After rejoining his Southern friends in Louisville, he threw up his job and left with them for New Orleans, in great haste. They were to take passage on a specially chartered steamer that was to transport a whole contingent of former Confederate Army officers to Brazil. Arrived in New Orleans, however, they found the city under martial law following recent mob riots against the “carpetbag” regime, so that their ship’s departure was delayed. Edison, meanwhile, learned from a friendly Spaniard who had long lived in South America that the prospects of meeting with anything but danger and hardship in the forbidding Amazon region were dismal indeed. His informant painted the picture so darkly that Edison was persuaded to abandon the whole adventure. Returning to Louisville, he was lucky enough to regain his former job — only to lose it again several months later. His two friends, he learned afterward, had proceeded by boat only as far as Vera Cruz, Mexico, where they both died during a great plague of yellow fever.
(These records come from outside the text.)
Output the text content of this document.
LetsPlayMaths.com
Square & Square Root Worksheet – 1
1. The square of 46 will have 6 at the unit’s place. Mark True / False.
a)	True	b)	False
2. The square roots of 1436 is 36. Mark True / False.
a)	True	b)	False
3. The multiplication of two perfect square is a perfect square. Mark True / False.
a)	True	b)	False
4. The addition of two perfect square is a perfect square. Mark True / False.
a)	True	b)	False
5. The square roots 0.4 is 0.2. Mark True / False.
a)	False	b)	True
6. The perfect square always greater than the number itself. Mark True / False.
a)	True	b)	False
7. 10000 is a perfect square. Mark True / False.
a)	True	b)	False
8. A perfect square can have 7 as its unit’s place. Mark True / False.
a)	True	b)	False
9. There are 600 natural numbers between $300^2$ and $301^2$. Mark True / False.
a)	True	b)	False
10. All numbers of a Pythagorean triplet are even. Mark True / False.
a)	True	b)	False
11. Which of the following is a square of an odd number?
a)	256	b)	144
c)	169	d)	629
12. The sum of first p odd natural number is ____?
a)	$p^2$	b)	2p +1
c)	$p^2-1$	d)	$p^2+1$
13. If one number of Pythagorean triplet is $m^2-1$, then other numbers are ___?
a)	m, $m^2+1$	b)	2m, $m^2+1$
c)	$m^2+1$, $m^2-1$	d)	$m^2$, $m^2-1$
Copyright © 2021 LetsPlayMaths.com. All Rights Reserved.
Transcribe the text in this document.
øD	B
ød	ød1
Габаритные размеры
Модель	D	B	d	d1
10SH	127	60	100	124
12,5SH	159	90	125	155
In the late autumn of 1867, Edison made his way back to the parental home in Port Huron, Michigan, as penniless and hungry as ever. It was, indeed, a sad home-coming. His mother, whom he greatly loved, was transformed by grief. They were about to lose the big “house in the grove” which had been the Edisons’ spacious home these thirteen years; a change in authority at the Fort Gratiot reservation had resulted in the place being taken over by the military. To Nancy Edison’s bitter disappointment, they were forced to move to temporary quarters until a new dwelling could be found. The whole family now made great moan at the evil days that had befallen the “Ea-di-sons,” as they were called in Port Huron.80
Hard work, anxiety, numerous deaths in the family, had all combined to make Edison’s mother old and ill before her time. Her illness was attended with symptoms of mental derangement, as her neighbors noticed.81 The father, never a reliable party, now betook himself elsewhere as often as possible.
It was not a home to remain in any longer than Tom Edison could manage. On the other hand, there was nothing for the mother to be happy over in the erratic career of her Alva. Though he earned a good living for those days, in spells, and aided his parents whenever he could, he usually had nothing to show for his labors. In contrast, his elder brother Pitt, who was employed for long years in the office of the local horsecar line, seemed a solid citizen.
“After stopping for some time at home, I got restless, and thought I would like to work in the East,” Edison recalled. A friend of Cincinnati days had written him from Boston, and Edison wrote inquiring if there was an operator’s job there. The reply advised him to come at once to the Western Union office in that city.82
Boston was then not only America’s “hub of culture,” but also her foremost center of scientific learning. At this stage of his development Edison sensed that he needed contact with better sources of technical knowledge and equipment. In the 1850s there were not many more than two hundred graduate engineers in the United States, and few of them were knowledgeable in electricity. But Boston, the home of the Yankee inventors, had already well-established manufacturers of fine electrical equipment. There he would likely find the answers to many problems in electrical science that now tormented him.
How would he travel almost a thousand miles in winter without money? He had lately rendered some assistance to the Grand Trunk Railway, while in Port Huron, by helping to repair their broken electric cable across the St. Clair; and the railway repaid him with a free pass over their line to Boston.
Well might Mr. Horace Greeley of the Tribune urge our young men to “go West” to seek their fortune; Edison, a son of the West, determinedly rode eastward. Unlike his early wanderings, this remove was purposeful.